If Chinese unwillingness to work solely in existing structures cannot be tempered with internal reform – and neither the US or Japan show much instinct for this, then alternatives are inevitable. If Chinese disengagement reduces the scope for effective capital formation for infrastructure, then alternatives are desirable. This is especially the case given that there is no reason why the AIIB cannot exist and work alongside the Bretton Woods institutions and given the wide investment scope of the current development banks above and beyond infrastructure and the potential value in a dedicated investor. The unspoken anxiety in some parts of Washington at the prospect of Asian regional political self-sufficiency is hard to justify. Washington may not be inclined to see it this way, but effective regional capital formation in South East Asia, especially for cross border connectivity is actually a key support for US regional policy. The ‘mega-regional’ Trans Pacific Partnership trade liberalisation initiative (like the various ASEAN and APEC trade integration initiatives that precede and run alongside it) is highly dependent on improved regional interconnectivity to deliver its true benefits, both in terms of greater trade intensity and lower trade costs (Fig 3). An AIIB that succeeds in convening public and private investors in infrastructure in Asia can align well with US foreign policy, even if the US finds it has little control over it.

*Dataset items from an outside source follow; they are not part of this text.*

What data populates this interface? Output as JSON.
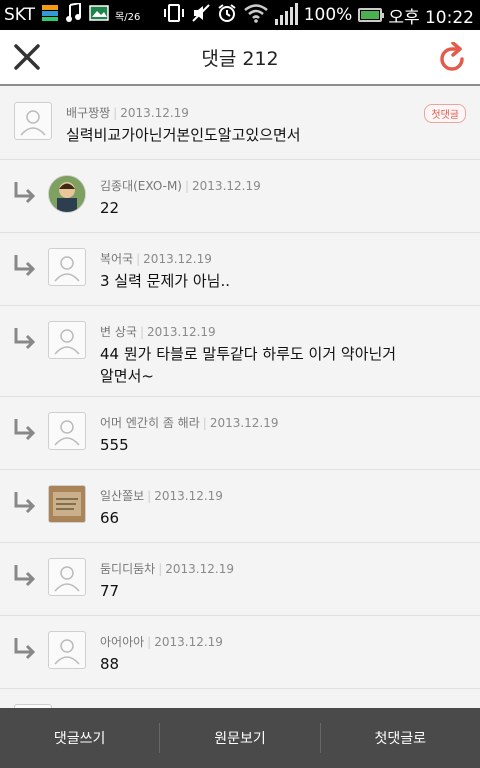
{
  "status_bar": {
    "carrier": "SKT",
    "notif_small": "목/26",
    "battery_level": 1.0,
    "battery_text": "100%",
    "time": "오후 10:22"
  },
  "header": {
    "title": "댓글 212",
    "close_icon": "close-icon",
    "refresh_icon": "refresh-icon",
    "accent_color": "#e55b4b"
  },
  "comments": [
    {
      "author": "배구짱짱",
      "date": "2013.12.19",
      "text": "실력비교가아닌거본인도알고있으면서",
      "badge": "첫댓글",
      "type": "top",
      "avatar": "default"
    },
    {
      "author": "김종대(EXO-M)",
      "date": "2013.12.19",
      "text": "22",
      "type": "reply",
      "avatar": "photo"
    },
    {
      "author": "복어국",
      "date": "2013.12.19",
      "text": "3 실력 문제가 아님..",
      "type": "reply",
      "avatar": "default"
    },
    {
      "author": "변 상국",
      "date": "2013.12.19",
      "text": "44 뭔가 타블로 말투같다 하루도 이거 약아닌거\n알면서~",
      "type": "tall",
      "avatar": "default"
    },
    {
      "author": "어머 엔간히 좀 해라",
      "date": "2013.12.19",
      "text": "555",
      "type": "reply",
      "avatar": "default"
    },
    {
      "author": "일산쫄보",
      "date": "2013.12.19",
      "text": "66",
      "type": "reply",
      "avatar": "paper"
    },
    {
      "author": "둠디디둠차",
      "date": "2013.12.19",
      "text": "77",
      "type": "reply",
      "avatar": "default"
    },
    {
      "author": "아어아아",
      "date": "2013.12.19",
      "text": "88",
      "type": "reply",
      "avatar": "default"
    }
  ],
  "bottom_bar": {
    "write": "댓글쓰기",
    "original": "원문보기",
    "first": "첫댓글로"
  }
}
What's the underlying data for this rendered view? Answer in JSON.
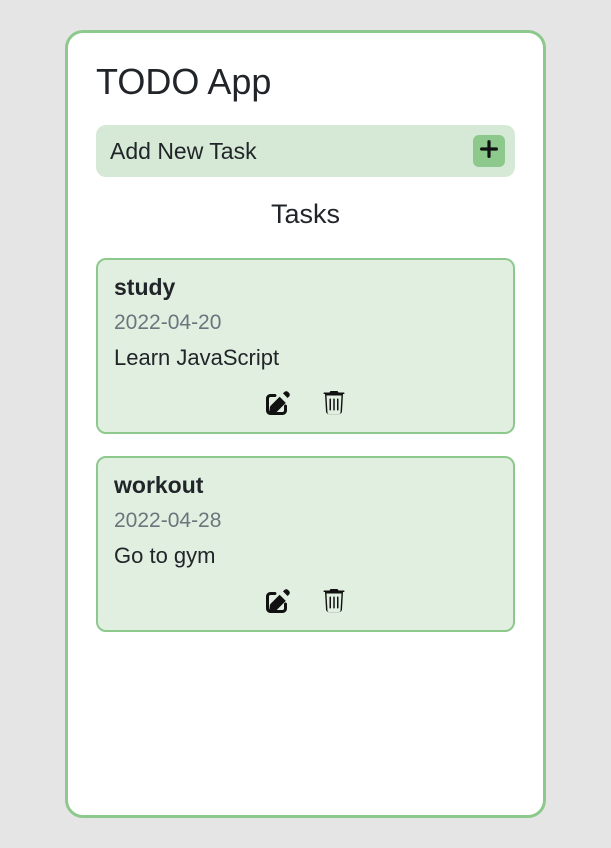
{
  "app": {
    "title": "TODO App"
  },
  "addTask": {
    "label": "Add New Task"
  },
  "tasksSection": {
    "heading": "Tasks"
  },
  "tasks": [
    {
      "title": "study",
      "date": "2022-04-20",
      "description": "Learn JavaScript"
    },
    {
      "title": "workout",
      "date": "2022-04-28",
      "description": "Go to gym"
    }
  ]
}
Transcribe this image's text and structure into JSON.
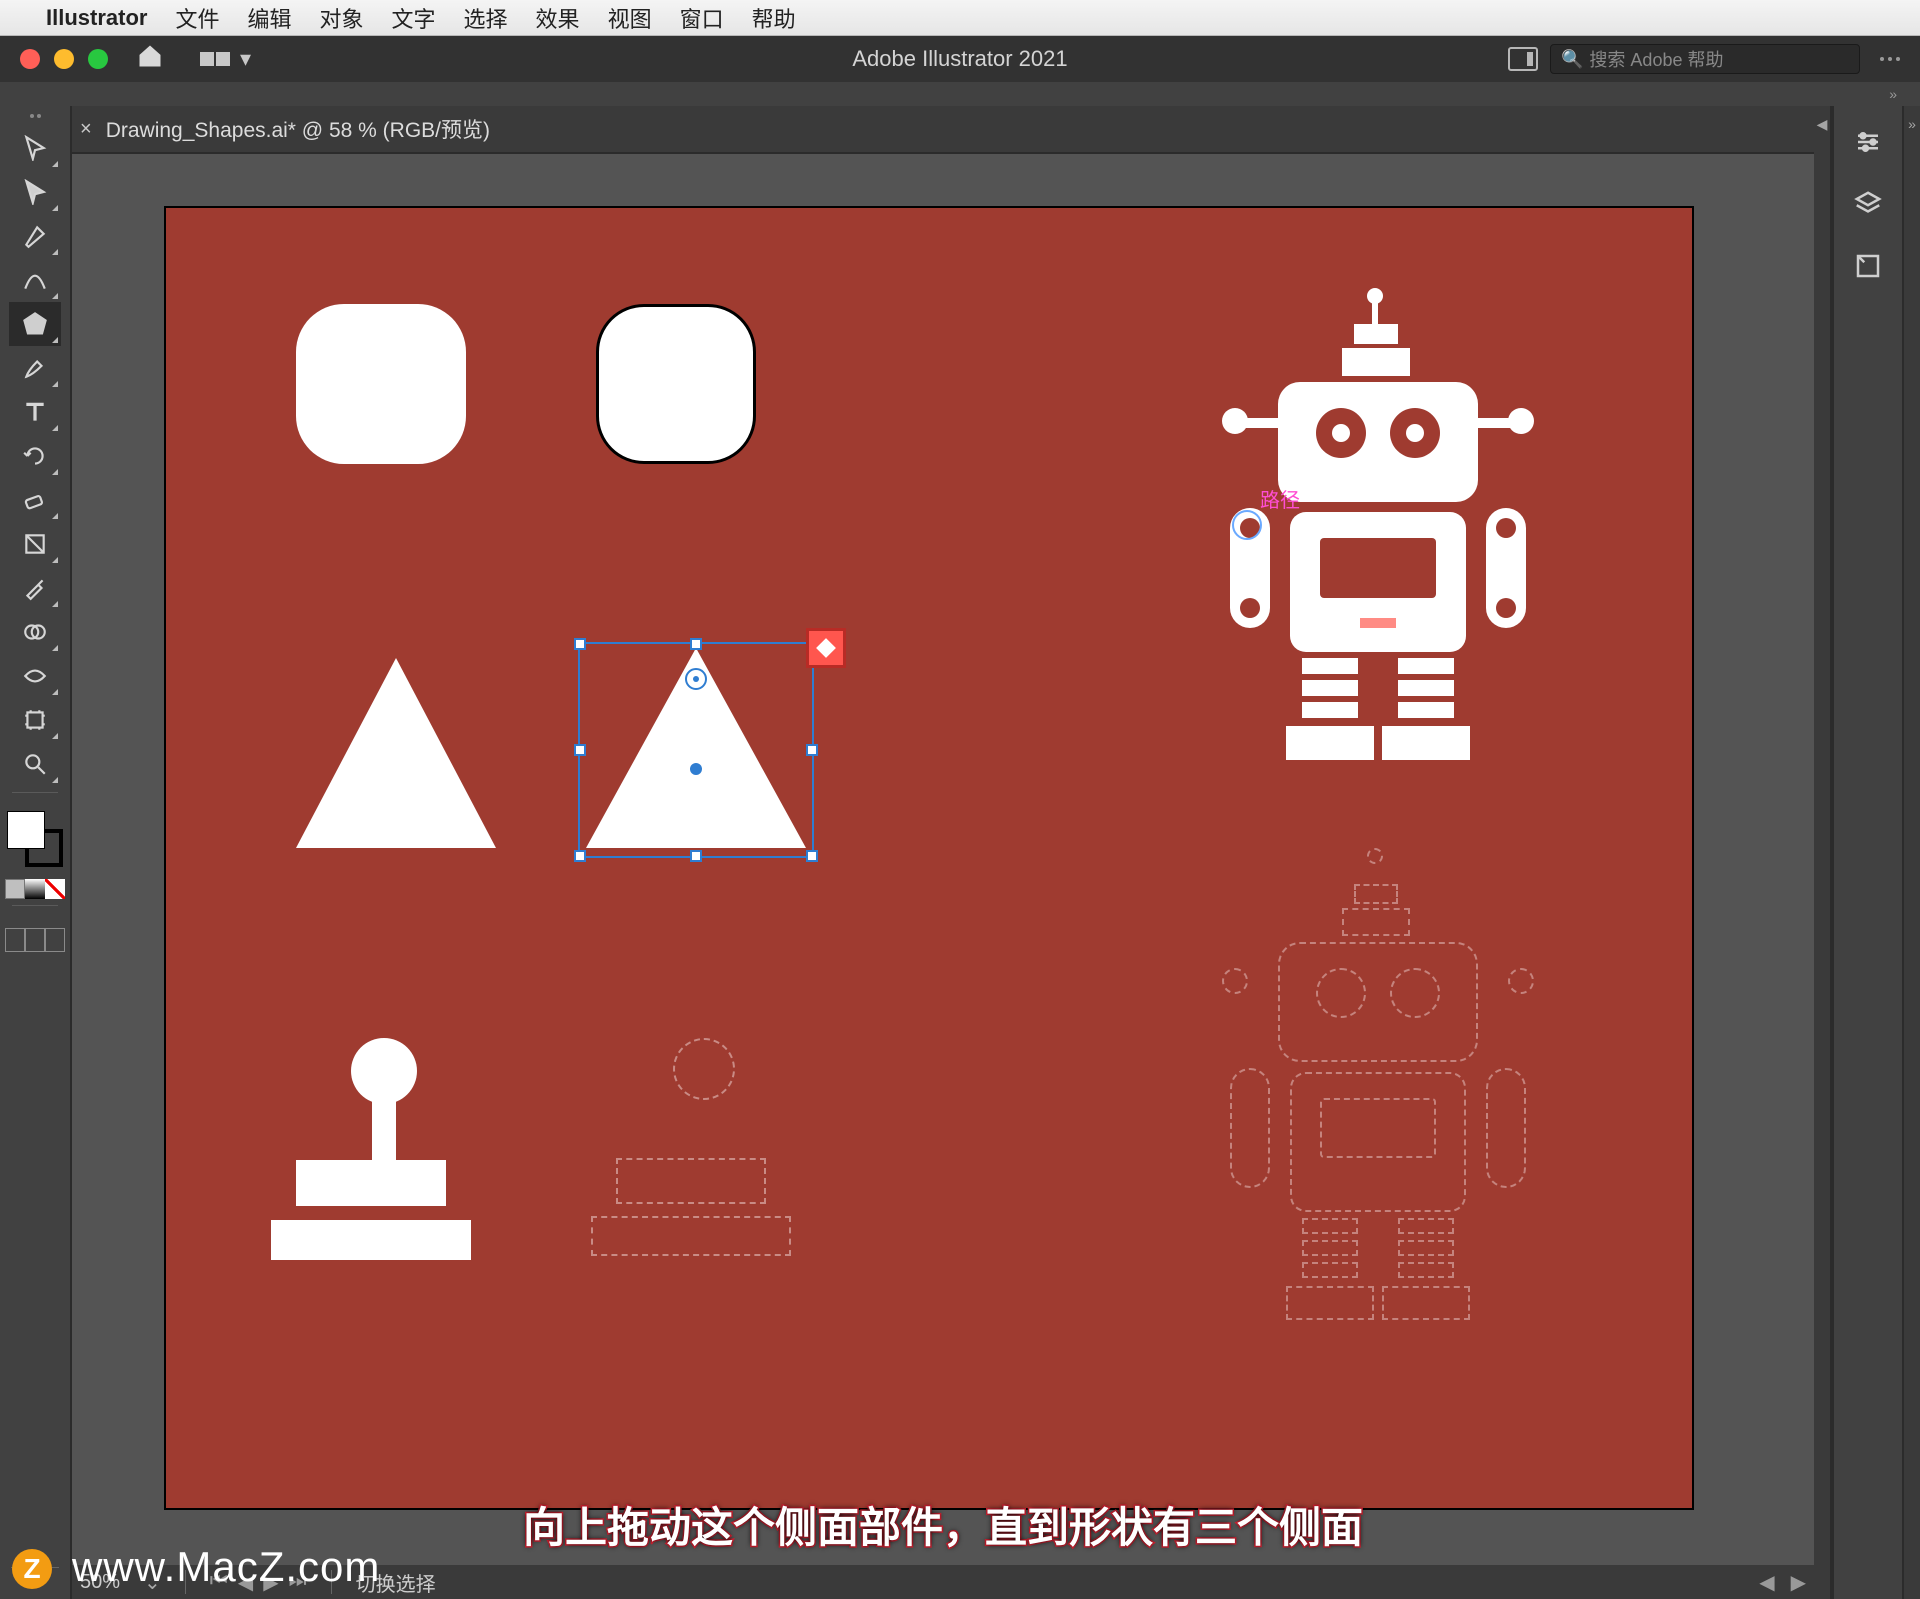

Fig 3: US current and potential developing Asia TPP partners annual infrastructure investment needs  2010-2020 ($bn) 
Source: ADB 2010

As momentum behind the AIIB gathers, other sceptics in the region are likely to move. Jakarta’s reluctant tone was perked up this week when President Widodo signalled that he would like the headquarters in Indonesia. Japan and Korea are both likely to join.  US concerns about governance and lending standards are best addressed by joining the institution rather than standing apart from it – as London no doubt calculates. China will no doubt make its own views felt, but this is inevitable given the weight of China in almost every aspect of regional policy simply as a function of its scale. If China wants to exercise influence with money, the AIIB will prove an unwieldy and indirect way of doing it in comparison to the much more opaque and unbalanced conduct of Beijing in parts of Africa, for example. The China Development Bank provides a good example in some ways of the kind of opacity that would justify a genuine critique of the AIIB if they were replicated. However, the lesson of an exercise like the Shanghai Free Trade Zone since 2013 suggests that Beijing is as likely to have an appetite for sucking in and learning from others’ experience on institutional governance and effectiveness. The interim head of the AIIB Jin Liqun has moved through the China Investment Corporation (CIC) and China International Capital Corporation (CICC) and in both cases shown some appetite for raising the standards of Chinese institutions of this kind to international standards.  The impact of the UK and European founders in this respect could be disproportionate. If Beijing’s instincts are less creditable it will quickly become apparent.  

The views expressed in this report can be attributed to the named author(s) only.